Will the recent positive trend continue leading up to its next earnings release, or is Editas due for a pullback? Before we dive into how investors and analysts have reacted as of late, let's take a quick look at the most recent earnings report in order to get a better handle on the important catalysts.
Editas Q4 Earnings & Sales Fall Shy of Estimates
Editas incurred a loss of 74 cents per share in the fourth quarter of 2019, much wider than the Zacks Consensus Estimate of 35 cents and also the year-ago loss of 52 cents.

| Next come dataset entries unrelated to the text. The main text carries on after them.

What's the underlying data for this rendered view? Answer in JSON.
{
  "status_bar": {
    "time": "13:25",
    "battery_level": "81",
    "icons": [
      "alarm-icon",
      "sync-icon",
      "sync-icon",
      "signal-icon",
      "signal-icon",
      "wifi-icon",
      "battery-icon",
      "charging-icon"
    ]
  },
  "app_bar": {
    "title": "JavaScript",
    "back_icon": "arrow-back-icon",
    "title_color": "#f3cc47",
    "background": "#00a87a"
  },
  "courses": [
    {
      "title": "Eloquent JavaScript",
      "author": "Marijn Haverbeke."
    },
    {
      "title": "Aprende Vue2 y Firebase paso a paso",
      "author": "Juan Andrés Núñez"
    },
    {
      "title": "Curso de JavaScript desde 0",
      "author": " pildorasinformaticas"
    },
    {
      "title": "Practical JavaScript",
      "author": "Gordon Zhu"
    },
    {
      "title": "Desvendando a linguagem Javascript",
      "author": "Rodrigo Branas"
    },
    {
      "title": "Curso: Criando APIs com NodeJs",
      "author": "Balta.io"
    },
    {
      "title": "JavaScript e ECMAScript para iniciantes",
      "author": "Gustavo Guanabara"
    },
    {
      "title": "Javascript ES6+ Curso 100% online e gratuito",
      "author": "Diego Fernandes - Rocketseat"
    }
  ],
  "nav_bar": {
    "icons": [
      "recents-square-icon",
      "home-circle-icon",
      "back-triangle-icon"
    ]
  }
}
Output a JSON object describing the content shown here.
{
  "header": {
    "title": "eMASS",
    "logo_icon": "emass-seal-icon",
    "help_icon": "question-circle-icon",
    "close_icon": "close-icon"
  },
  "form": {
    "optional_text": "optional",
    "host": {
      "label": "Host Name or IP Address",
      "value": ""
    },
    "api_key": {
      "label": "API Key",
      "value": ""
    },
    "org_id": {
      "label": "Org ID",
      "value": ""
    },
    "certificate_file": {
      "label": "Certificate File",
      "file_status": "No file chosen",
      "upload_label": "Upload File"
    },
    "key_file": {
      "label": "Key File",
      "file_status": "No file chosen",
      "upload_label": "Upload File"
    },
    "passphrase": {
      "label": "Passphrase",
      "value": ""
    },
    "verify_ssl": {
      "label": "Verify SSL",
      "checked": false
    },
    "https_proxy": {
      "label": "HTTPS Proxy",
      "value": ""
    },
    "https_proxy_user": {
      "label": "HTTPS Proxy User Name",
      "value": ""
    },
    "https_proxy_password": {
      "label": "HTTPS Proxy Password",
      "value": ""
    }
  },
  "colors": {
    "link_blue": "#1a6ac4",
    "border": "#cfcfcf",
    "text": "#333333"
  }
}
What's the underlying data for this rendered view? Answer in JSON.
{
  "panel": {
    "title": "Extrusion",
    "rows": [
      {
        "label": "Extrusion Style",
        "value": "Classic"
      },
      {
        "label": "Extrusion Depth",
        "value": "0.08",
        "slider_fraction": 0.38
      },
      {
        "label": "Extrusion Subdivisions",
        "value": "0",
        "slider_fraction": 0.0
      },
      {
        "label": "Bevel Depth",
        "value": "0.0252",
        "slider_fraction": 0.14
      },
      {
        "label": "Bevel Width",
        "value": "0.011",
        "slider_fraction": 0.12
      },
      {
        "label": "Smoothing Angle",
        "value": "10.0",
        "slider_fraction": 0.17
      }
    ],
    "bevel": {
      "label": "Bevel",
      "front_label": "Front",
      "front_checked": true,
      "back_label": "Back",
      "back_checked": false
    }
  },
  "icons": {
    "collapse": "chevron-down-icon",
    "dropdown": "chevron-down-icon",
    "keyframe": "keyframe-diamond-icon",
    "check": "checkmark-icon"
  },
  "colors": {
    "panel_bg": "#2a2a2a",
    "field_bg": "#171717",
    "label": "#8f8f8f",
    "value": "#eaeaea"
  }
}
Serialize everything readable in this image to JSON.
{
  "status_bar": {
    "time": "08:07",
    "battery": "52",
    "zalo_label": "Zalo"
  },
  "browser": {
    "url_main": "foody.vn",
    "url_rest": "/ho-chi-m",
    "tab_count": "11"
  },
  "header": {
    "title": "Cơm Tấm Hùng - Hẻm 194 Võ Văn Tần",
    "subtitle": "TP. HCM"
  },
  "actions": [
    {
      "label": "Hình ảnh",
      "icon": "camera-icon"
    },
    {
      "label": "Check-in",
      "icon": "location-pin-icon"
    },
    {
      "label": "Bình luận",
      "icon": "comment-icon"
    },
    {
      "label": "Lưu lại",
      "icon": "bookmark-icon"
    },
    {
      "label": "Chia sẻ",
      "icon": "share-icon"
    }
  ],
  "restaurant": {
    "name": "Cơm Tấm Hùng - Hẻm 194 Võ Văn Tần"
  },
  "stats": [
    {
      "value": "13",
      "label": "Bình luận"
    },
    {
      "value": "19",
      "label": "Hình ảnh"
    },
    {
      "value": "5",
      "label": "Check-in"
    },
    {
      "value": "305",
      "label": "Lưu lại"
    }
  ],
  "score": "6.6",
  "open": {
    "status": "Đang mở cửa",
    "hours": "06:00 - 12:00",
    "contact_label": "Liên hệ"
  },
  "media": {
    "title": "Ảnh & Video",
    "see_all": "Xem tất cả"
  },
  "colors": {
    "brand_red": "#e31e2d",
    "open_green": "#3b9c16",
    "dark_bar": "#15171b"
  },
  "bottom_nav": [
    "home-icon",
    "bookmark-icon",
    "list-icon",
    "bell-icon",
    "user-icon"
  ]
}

Collaboration and other research and development revenues comprising the company’s total revenues came in at $12.3 million, up 101.6% year over year. However, the top line significantly missed the Zacks Consensus Estimate of $51 million.
Editas has no approved product in its portfolio at the moment. The company generates collaboration revenues and other research and development revenues. Its collaboration revenues increased in the fourth quarter owing to higher revenues recognized under its collaboration with Allergan (NYSE:AGN) and the amended collaboration agreement with Celgene (NASDAQ:CELG) (now part of Bristol-Myers).
Quarter in Detail
In the reported quarter, research and development expenses were $34.8 million, up 81.2% from the year-ago figure due to increased process and platform development costs.
General and administrative expenses also rose 28% to $16.9 million due to higher professional services costs.
How Have Estimates Been Moving Since Then?
It turns out, estimates review have trended upward during the past month. The consensus estimate has shifted -17.8% due to these changes.
VGM Scores
Currently, Editas has a subpar Growth Score of D, however its Momentum Score is doing a bit better with a C. Charting a somewhat similar path, the stock was allocated a grade of D on the value side, putting it in the bottom 40% for this investment strategy.
Overall, the stock has an aggregate VGM Score of F. If you aren't focused on one strategy, this score is the one you should be interested in.
Outlook
Estimates have been trending upward for the stock, and the magnitude of this revision indicates a downward shift. Notably, Editas has a Zacks Rank #3 (Hold). We expect an in-line return from the stock in the next few months.